By the time Kevin enters adulthood, he again falls victim to visions that seem to be realistic, yet also nightmare-like.

He sees a depopulated Earth, a vision from the future of his home world.

He loves his daughter, yet would he be able to sacrifice that love should it impinge on the future of planet Earth?

What, exactly, does Kevin's mother know? And where is his father?

The book relies heavily on Dr Clingbine's research into UFO sightings and the like.

Incidentally the latter portion of the book is made up of accounts of alien abductions, UFO sightings and the like.

It costs £9.99 and is published by Matador and is available from the That's Books and Entertainment bookshop.

Know Your Onions

Know Your Onions by Allan Goodbrand is the kind of book that I like and which are always good to find in your Christmas stocking.

It is described as a "light-hearted look at popular idioms and sayings" and that is exactly what this book is.

If you always wondered why a hat trick is called a hat trick, why a red herring means something that distracts us from our goal, why our bacon is saved, why your timbers might be shivered, what the Whole Nine Yards is, why we go from pillar to post, why it is a dime a dozen, who was Bob and whose uncle was he and what is a Dog Day of Summer?

Allan gives explanations for each phrase in  the book and offers alternative explanations to the origin of a saying referenced to in  the book should there be multiple explanations for the origins  of a phrase or saying.

The book is written in an amusing, conversational tone and is ideal for either reading straight through or for dipping into multiple times after Christmas dinner and before the Queen's Christmas speech.

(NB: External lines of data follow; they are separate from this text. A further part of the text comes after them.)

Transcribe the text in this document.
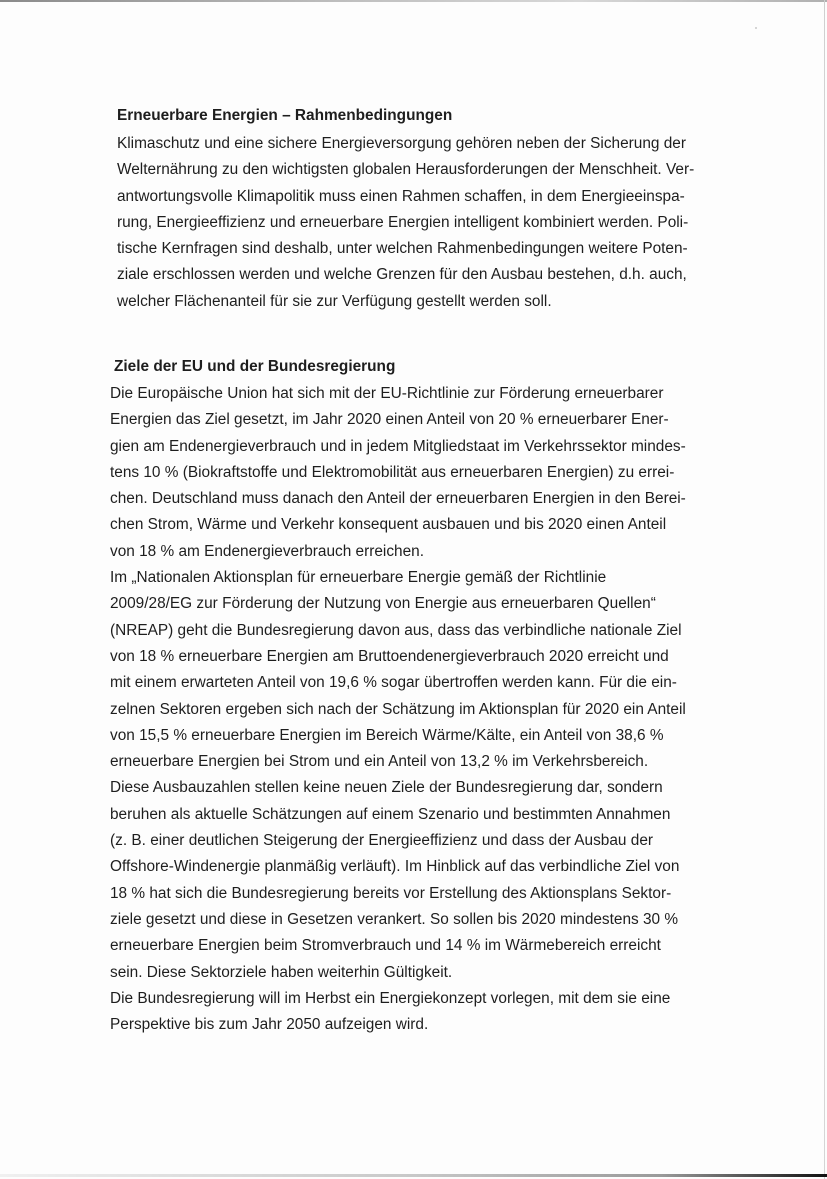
Erneuerbare Energien – Rahmenbedingungen
Klimaschutz und eine sichere Energieversorgung gehören neben der Sicherung der
Welternährung zu den wichtigsten globalen Herausforderungen der Menschheit. Ver-
antwortungsvolle Klimapolitik muss einen Rahmen schaffen, in dem Energieeinspa-
rung, Energieeffizienz und erneuerbare Energien intelligent kombiniert werden. Poli-
tische Kernfragen sind deshalb, unter welchen Rahmenbedingungen weitere Poten-
ziale erschlossen werden und welche Grenzen für den Ausbau bestehen, d.h. auch,
welcher Flächenanteil für sie zur Verfügung gestellt werden soll.
Ziele der EU und der Bundesregierung
Die Europäische Union hat sich mit der EU-Richtlinie zur Förderung erneuerbarer
Energien das Ziel gesetzt, im Jahr 2020 einen Anteil von 20 % erneuerbarer Ener-
gien am Endenergieverbrauch und in jedem Mitgliedstaat im Verkehrssektor mindes-
tens 10 % (Biokraftstoffe und Elektromobilität aus erneuerbaren Energien) zu errei-
chen. Deutschland muss danach den Anteil der erneuerbaren Energien in den Berei-
chen Strom, Wärme und Verkehr konsequent ausbauen und bis 2020 einen Anteil
von 18 % am Endenergieverbrauch erreichen.
Im „Nationalen Aktionsplan für erneuerbare Energie gemäß der Richtlinie
2009/28/EG zur Förderung der Nutzung von Energie aus erneuerbaren Quellen“
(NREAP) geht die Bundesregierung davon aus, dass das verbindliche nationale Ziel
von 18 % erneuerbare Energien am Bruttoendenergieverbrauch 2020 erreicht und
mit einem erwarteten Anteil von 19,6 % sogar übertroffen werden kann. Für die ein-
zelnen Sektoren ergeben sich nach der Schätzung im Aktionsplan für 2020 ein Anteil
von 15,5 % erneuerbare Energien im Bereich Wärme/Kälte, ein Anteil von 38,6 %
erneuerbare Energien bei Strom und ein Anteil von 13,2 % im Verkehrsbereich.
Diese Ausbauzahlen stellen keine neuen Ziele der Bundesregierung dar, sondern
beruhen als aktuelle Schätzungen auf einem Szenario und bestimmten Annahmen
(z. B. einer deutlichen Steigerung der Energieeffizienz und dass der Ausbau der
Offshore-Windenergie planmäßig verläuft). Im Hinblick auf das verbindliche Ziel von
18 % hat sich die Bundesregierung bereits vor Erstellung des Aktionsplans Sektor-
ziele gesetzt und diese in Gesetzen verankert. So sollen bis 2020 mindestens 30 %
erneuerbare Energien beim Stromverbrauch und 14 % im Wärmebereich erreicht
sein. Diese Sektorziele haben weiterhin Gültigkeit.
Die Bundesregierung will im Herbst ein Energiekonzept vorlegen, mit dem sie eine
Perspektive bis zum Jahr 2050 aufzeigen wird.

This book is an ideal Christmas present for people of any and all ages and is published at £9,99 by the Book Guild. It is available through the That's Books and Entertainment bookshop, links to which are to be found on the righthand side of this review.





In Fidelity

In Fidelity is a new novel by Jack Wilson, it covers a period from the 1950s to the late 1970s.

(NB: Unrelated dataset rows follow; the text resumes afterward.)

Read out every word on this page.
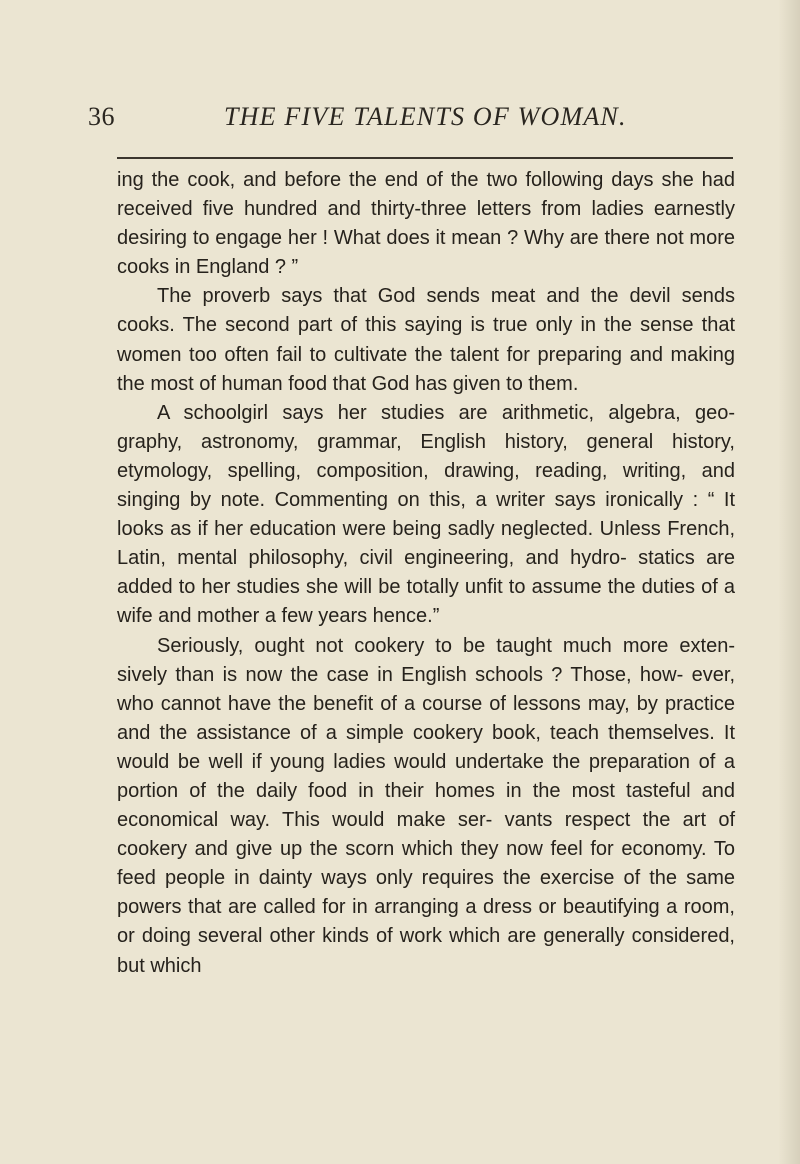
36	THE FIVE TALENTS OF WOMAN.

ing the cook, and before the end of the two following days she had received five hundred and thirty-three letters from ladies earnestly desiring to engage her ! What does it mean ? Why are there not more cooks in England ? ”

The proverb says that God sends meat and the devil sends cooks. The second part of this saying is true only in the sense that women too often fail to cultivate the talent for preparing and making the most of human food that God has given to them.

A schoolgirl says her studies are arithmetic, algebra, geo- graphy, astronomy, grammar, English history, general history, etymology, spelling, composition, drawing, reading, writing, and singing by note. Commenting on this, a writer says ironically : “ It looks as if her education were being sadly neglected. Unless French, Latin, mental philosophy, civil engineering, and hydro- statics are added to her studies she will be totally unfit to assume the duties of a wife and mother a few years hence.”

Seriously, ought not cookery to be taught much more exten- sively than is now the case in English schools ? Those, how- ever, who cannot have the benefit of a course of lessons may, by practice and the assistance of a simple cookery book, teach themselves. It would be well if young ladies would undertake the preparation of a portion of the daily food in their homes in the most tasteful and economical way. This would make ser- vants respect the art of cookery and give up the scorn which they now feel for economy. To feed people in dainty ways only requires the exercise of the same powers that are called for in arranging a dress or beautifying a room, or doing several other kinds of work which are generally considered, but which
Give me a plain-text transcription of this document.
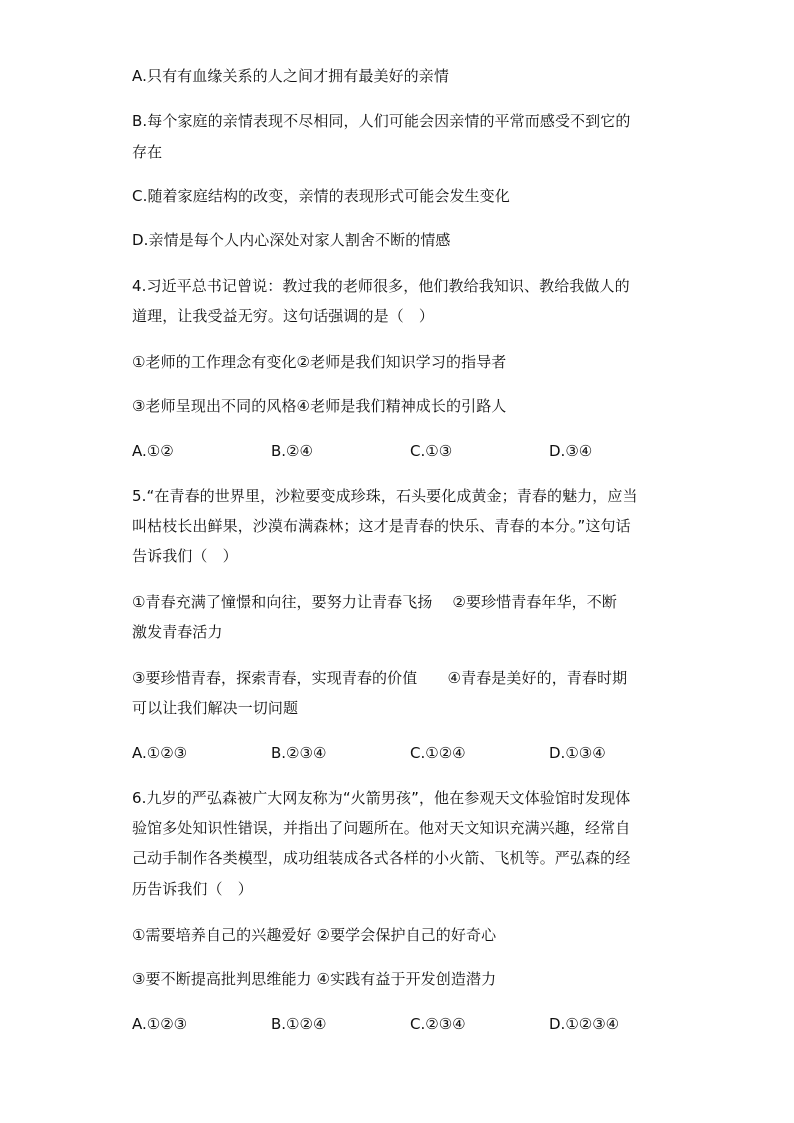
A.只有有血缘关系的人之间才拥有最美好的亲情
B.每个家庭的亲情表现不尽相同，人们可能会因亲情的平常而感受不到它的
存在
C.随着家庭结构的改变，亲情的表现形式可能会发生变化
D.亲情是每个人内心深处对家人割舍不断的情感
4.习近平总书记曾说：教过我的老师很多，他们教给我知识、教给我做人的
道理，让我受益无穷。这句话强调的是（　）
①老师的工作理念有变化②老师是我们知识学习的指导者
③老师呈现出不同的风格④老师是我们精神成长的引路人
A.①②	B.②④	C.①③	D.③④
5.“在青春的世界里，沙粒要变成珍珠，石头要化成黄金；青春的魅力，应当
叫枯枝长出鲜果，沙漠布满森林；这才是青春的快乐、青春的本分。”这句话
告诉我们（　）
①青春充满了憧憬和向往，要努力让青春飞扬　 ②要珍惜青春年华，不断
激发青春活力
③要珍惜青春，探索青春，实现青春的价值　　④青春是美好的，青春时期
可以让我们解决一切问题
A.①②③	B.②③④	C.①②④	D.①③④
6.九岁的严弘森被广大网友称为“火箭男孩”，他在参观天文体验馆时发现体
验馆多处知识性错误，并指出了问题所在。他对天文知识充满兴趣，经常自
己动手制作各类模型，成功组装成各式各样的小火箭、飞机等。严弘森的经
历告诉我们（　）
①需要培养自己的兴趣爱好 ②要学会保护自己的好奇心
③要不断提高批判思维能力 ④实践有益于开发创造潜力
A.①②③	B.①②④	C.②③④	D.①②③④
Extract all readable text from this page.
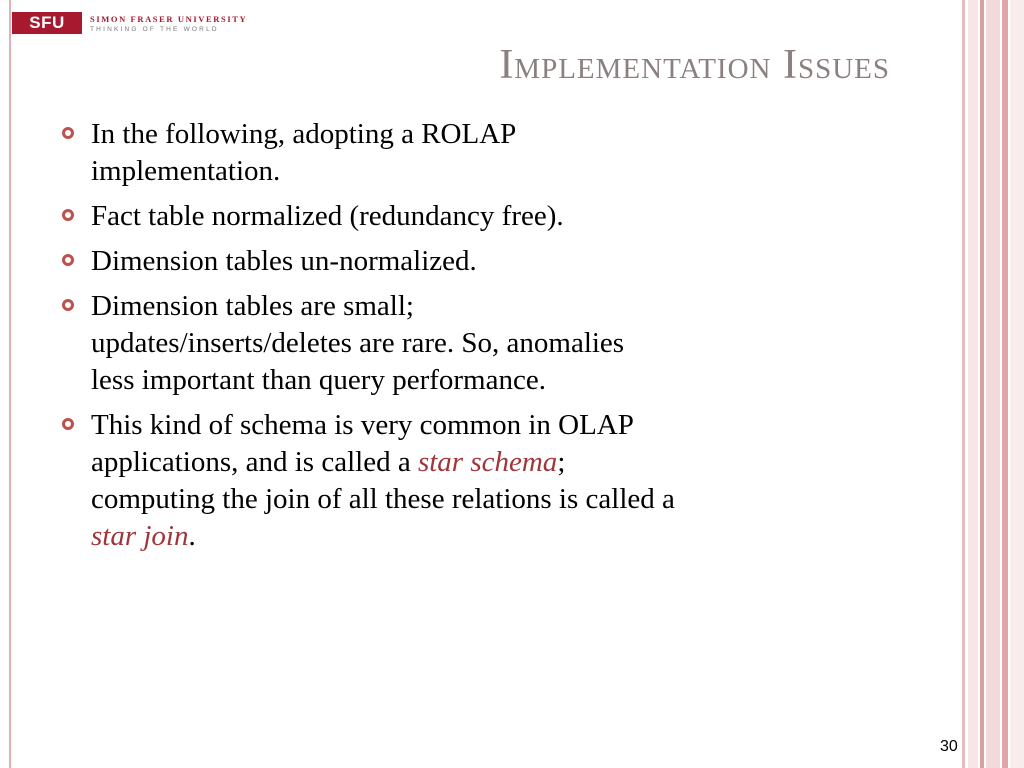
SFU	SIMON FRASER UNIVERSITY
THINKING OF THE WORLD
Implementation Issues
In the following, adopting a ROLAP
implementation.
Fact table normalized (redundancy free).
Dimension tables un-normalized.
Dimension tables are small;
updates/inserts/deletes are rare. So, anomalies
less important than query performance.
This kind of schema is very common in OLAP
applications, and is called a star schema;
computing the join of all these relations is called a
star join.
30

In it we meet Christine, an attractive and vivacious wife and mother who is greatly loved by her children and, of course, by her husband, Dick.

Unfortunately Christine falls victim to a cancer that attacks and ravages her beautiful face.

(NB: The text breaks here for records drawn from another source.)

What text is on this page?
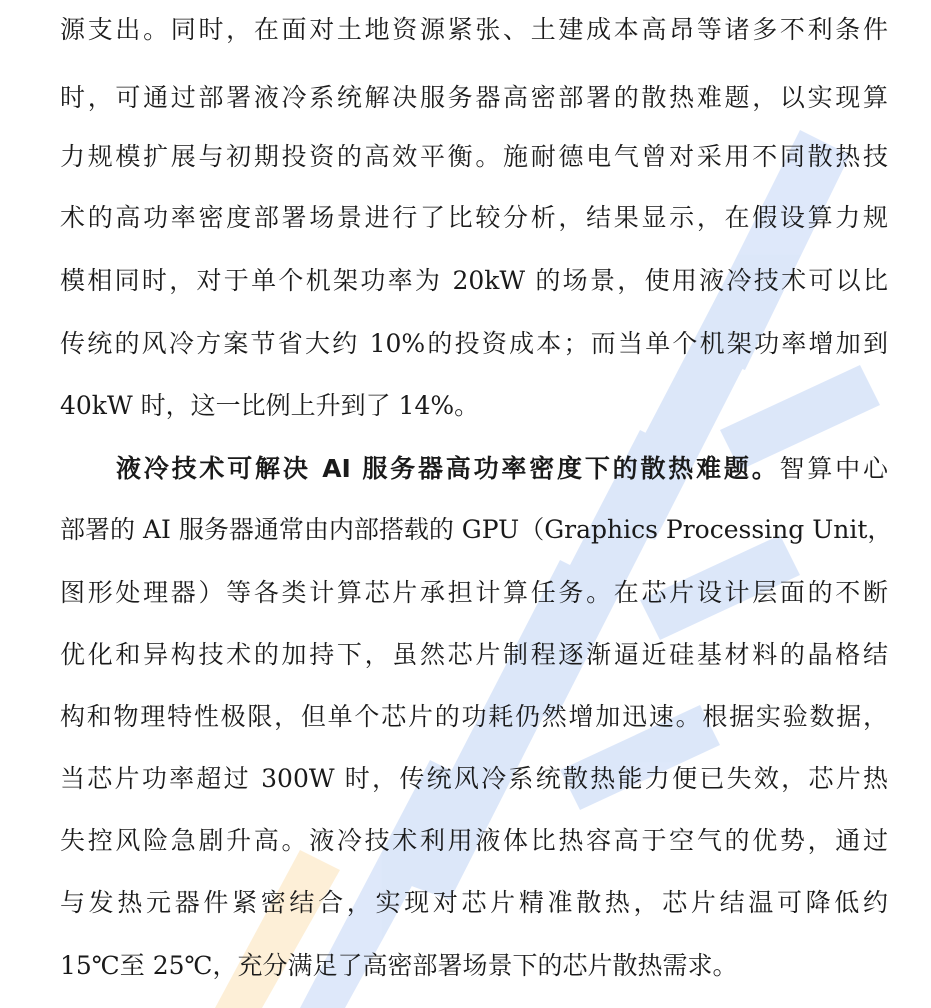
源支出。同时，在面对土地资源紧张、土建成本高昂等诸多不利条件
时，可通过部署液冷系统解决服务器高密部署的散热难题，以实现算
力规模扩展与初期投资的高效平衡。施耐德电气曾对采用不同散热技
术的高功率密度部署场景进行了比较分析，结果显示，在假设算力规
模相同时，对于单个机架功率为 20kW 的场景，使用液冷技术可以比
传统的风冷方案节省大约 10%的投资成本；而当单个机架功率增加到
40kW 时，这一比例上升到了 14%。
液冷技术可解决 AI 服务器高功率密度下的散热难题。智算中心
部署的 AI 服务器通常由内部搭载的 GPU（Graphics Processing Unit，
图形处理器）等各类计算芯片承担计算任务。在芯片设计层面的不断
优化和异构技术的加持下，虽然芯片制程逐渐逼近硅基材料的晶格结
构和物理特性极限，但单个芯片的功耗仍然增加迅速。根据实验数据，
当芯片功率超过 300W 时，传统风冷系统散热能力便已失效，芯片热
失控风险急剧升高。液冷技术利用液体比热容高于空气的优势，通过
与发热元器件紧密结合，实现对芯片精准散热，芯片结温可降低约
15℃至 25℃，充分满足了高密部署场景下的芯片散热需求。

It steals her good looks from her when the surgeons who worked to save her life had to remove her left jaw and part of her mouth.

Dick no longer finds her attractive. He falls for the temptations of the wife of a friend, a very close friend, and Dick takes the coward’s way out by fleeing from his family and his old life by leaving home to teach law in Africa.

He then meets an attractive woman who, like Dick, has also fled from her own past life.

But secrets have a nasty tendency to turn up when they are least expected. And past actions always seem to come back to haunt one, often with a terrible price to pay.

This novel is very well written and thoughtful book that contains some rather painful glimpses into the lives of ordinary people when they react to extraordinary events, or, sometimes, when they fail to react to them in quite the way that perhaps they should.

It is published by Matador at £10.99 and is available via the That’s Books and Entertainments bookshop, to the right of this review.

It will make an ideal Christmas present for the reader who likes their novels thoughtful and with meaning.